How it Works
When using the LokutorVoiceAgentClient, the system is designed to handle this loop:
- User Speaks: Your application continues to stream audio input.
- VAD Detection: Our Voice Activity Detection (VAD) identifies that the user has started speaking.
- Interrupt Signal: The server immediately stops generating audio for the current response.
- Buffer Clearing: Your client application must clear its local playback buffer to stop the audio immediately.
Implementation Guide
Using the SDK (Recommended)
The Lokutor SDKs handle the interruption signal automatically at the protocol level. However, you must ensure your audio playback queue is cleared.Manual WebSocket Implementation
If you are communicating directly via WebSocket, you should listen for an interruption event:- Drop all chunks: Discard any binary chunks currently in your network buffer.
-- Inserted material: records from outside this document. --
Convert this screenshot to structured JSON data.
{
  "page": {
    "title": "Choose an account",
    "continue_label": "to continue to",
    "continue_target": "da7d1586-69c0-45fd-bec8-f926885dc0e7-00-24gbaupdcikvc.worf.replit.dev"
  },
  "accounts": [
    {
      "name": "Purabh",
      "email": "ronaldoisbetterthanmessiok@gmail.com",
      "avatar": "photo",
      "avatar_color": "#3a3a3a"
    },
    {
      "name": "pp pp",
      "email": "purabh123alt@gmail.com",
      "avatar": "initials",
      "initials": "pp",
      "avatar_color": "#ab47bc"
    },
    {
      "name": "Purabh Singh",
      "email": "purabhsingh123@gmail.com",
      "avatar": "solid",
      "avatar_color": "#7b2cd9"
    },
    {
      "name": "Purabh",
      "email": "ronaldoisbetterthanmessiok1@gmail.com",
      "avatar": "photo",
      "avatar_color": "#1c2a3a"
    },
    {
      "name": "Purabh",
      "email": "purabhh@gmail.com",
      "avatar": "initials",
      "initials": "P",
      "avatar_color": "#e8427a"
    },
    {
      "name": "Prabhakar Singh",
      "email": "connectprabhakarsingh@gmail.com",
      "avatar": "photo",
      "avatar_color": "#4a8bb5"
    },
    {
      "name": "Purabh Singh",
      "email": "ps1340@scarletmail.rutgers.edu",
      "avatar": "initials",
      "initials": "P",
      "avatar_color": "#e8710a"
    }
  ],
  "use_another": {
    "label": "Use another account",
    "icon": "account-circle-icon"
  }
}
- Kill Playback: Stop the current audio playback stream immediately.
Best Practices
- Latency is Key: The faster you detect the user’s voice and kill the agent’s playback, the more natural it feels. We recommend a local VAD (like Silero or WebRTC VAD) in addition to our server-side detection for the fastest possible response.
- Graceful Fade: instead of a hard cut, a very fast (50ms) linear volume fade-out can make the interruption feel less jarring to the user.